Many countries around the globe are planning for a return to normal, and that could mean a big year for the travel industry. But rather than buying hotel stocks, airline stocks, or shares of cruise lines, you can just invest in a single exchange-traded fund (ETF) that encompasses all those opportunities in just one investment.
This is where the SonicShares Airlines, Hotels, Cruise Lines ETF (NYSE Arca: TRYP) comes into play. The fund gives investors exposure to some of the top travel stocks in the world. Its top holding is the Royal Caribbean (NYSE:RCL), which accounts for just over 5% of the fund’s total net assets. Other top holdings include Marriott International (NASDAQ:MAR) and Delta Air Lines (NYSE:DAL). They each account for over 4% of the ETF’s weight.

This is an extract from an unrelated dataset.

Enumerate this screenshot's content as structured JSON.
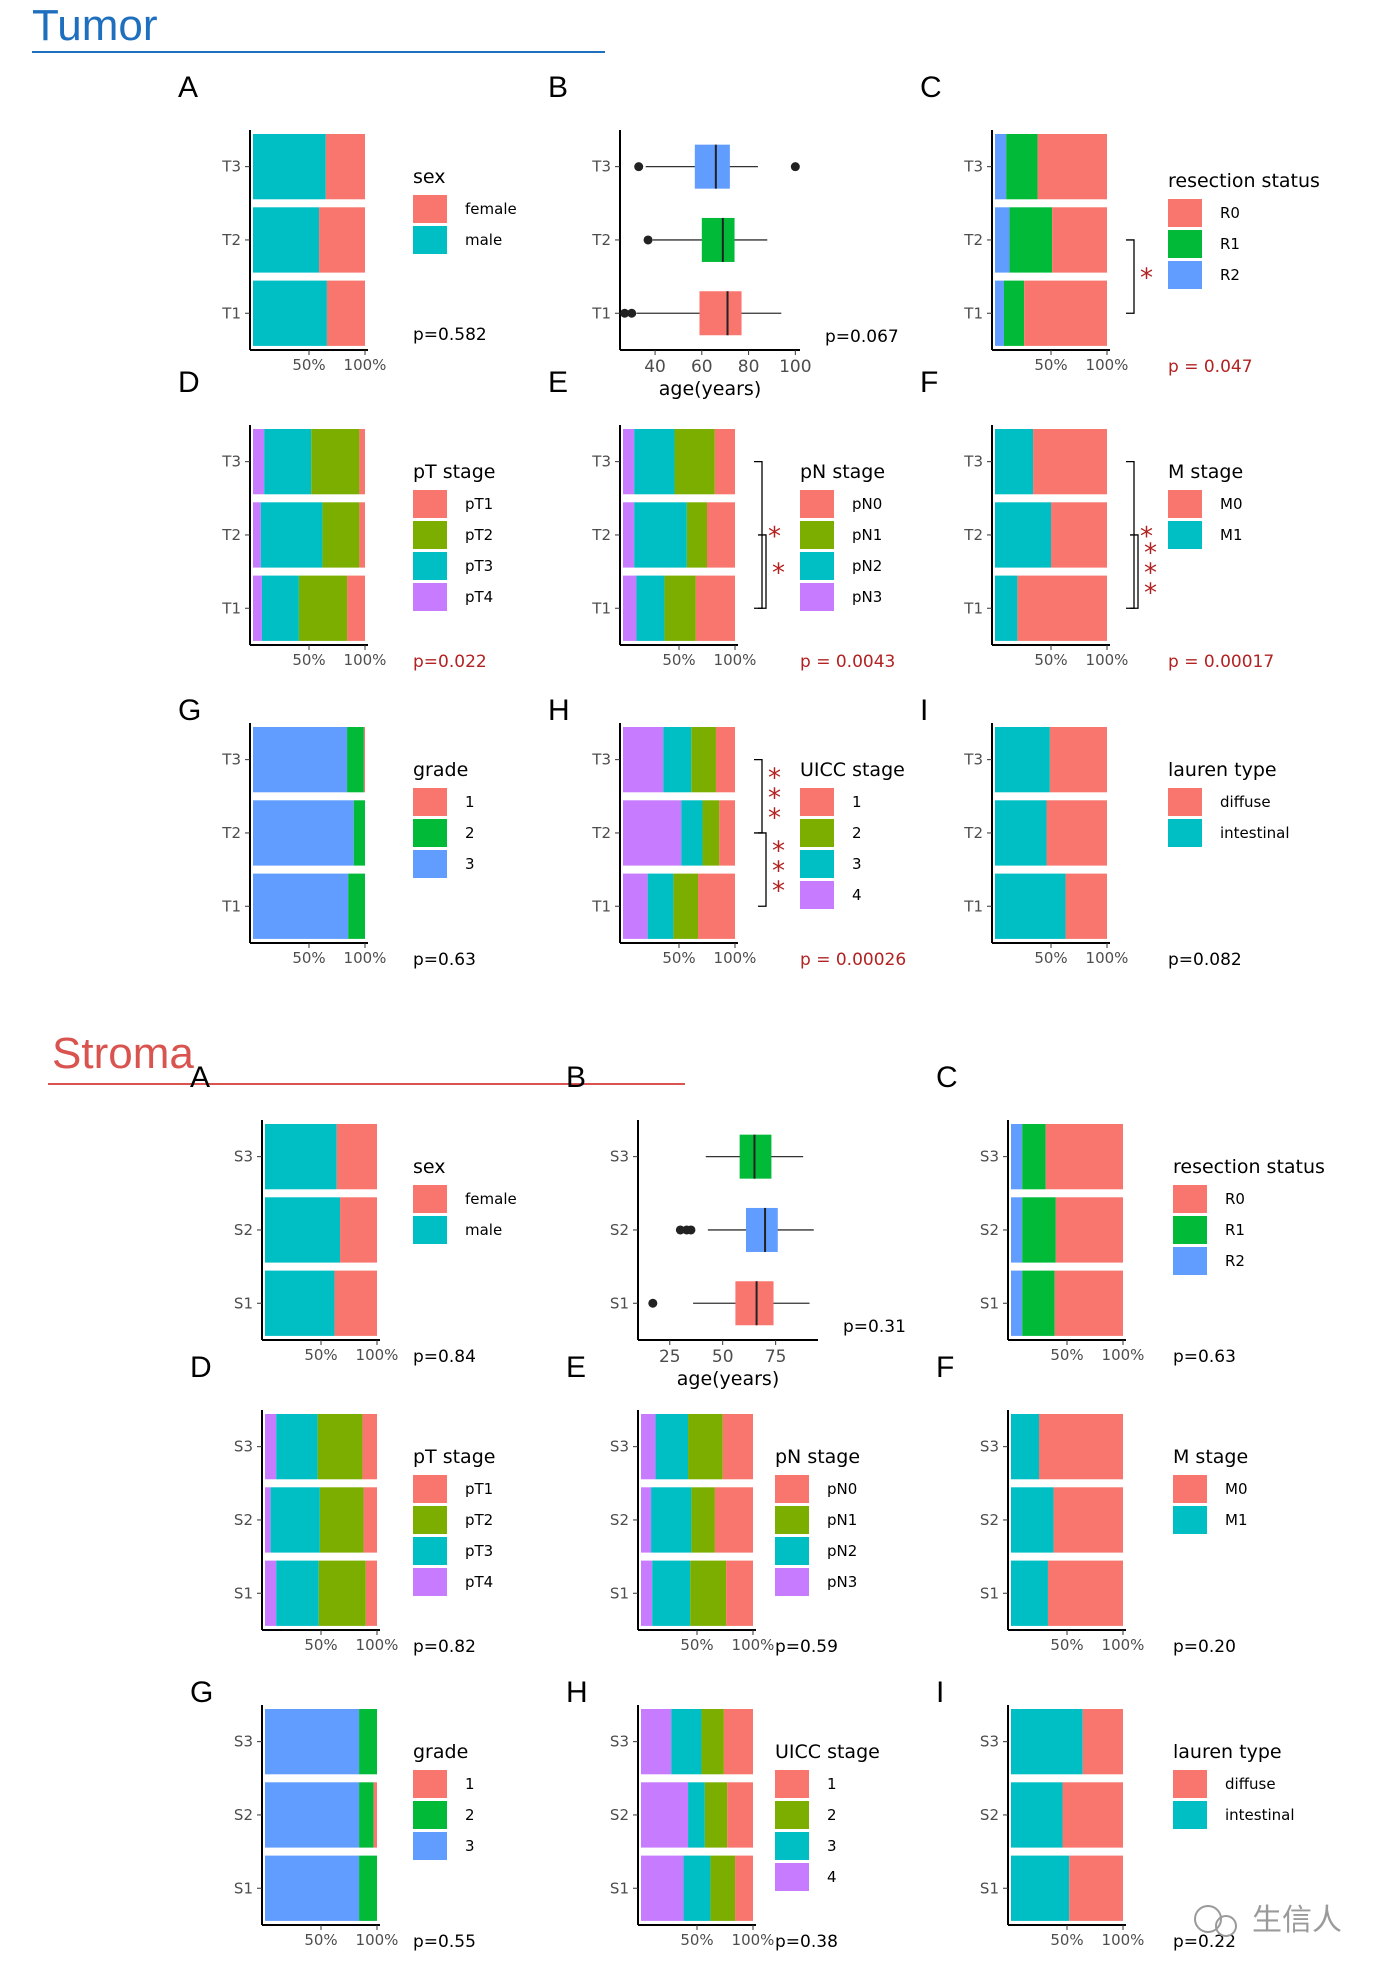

Thus far in 2022, the fund’s returns have been flat — but that’s still better than the S&P 500, which has declined by 5%. And now may be an optimal time to invest in the ETF. With oil prices up and people feeling bearish on airline stocks, the stocks in this fund likely aren’t doing as well as they otherwise would be. The ETF will likely do better in the months ahead and when travel season arrives. By that time, hopefully, oil prices also fall back down.
The fund hasn’t been around a full year yet (it launched May 2021) and so it doesn’t have much of a track record. But it can be a convenient way to bet on pent-up travel demand as consumers look to return to their normal pre-pandemic spending and travel habits in 2022.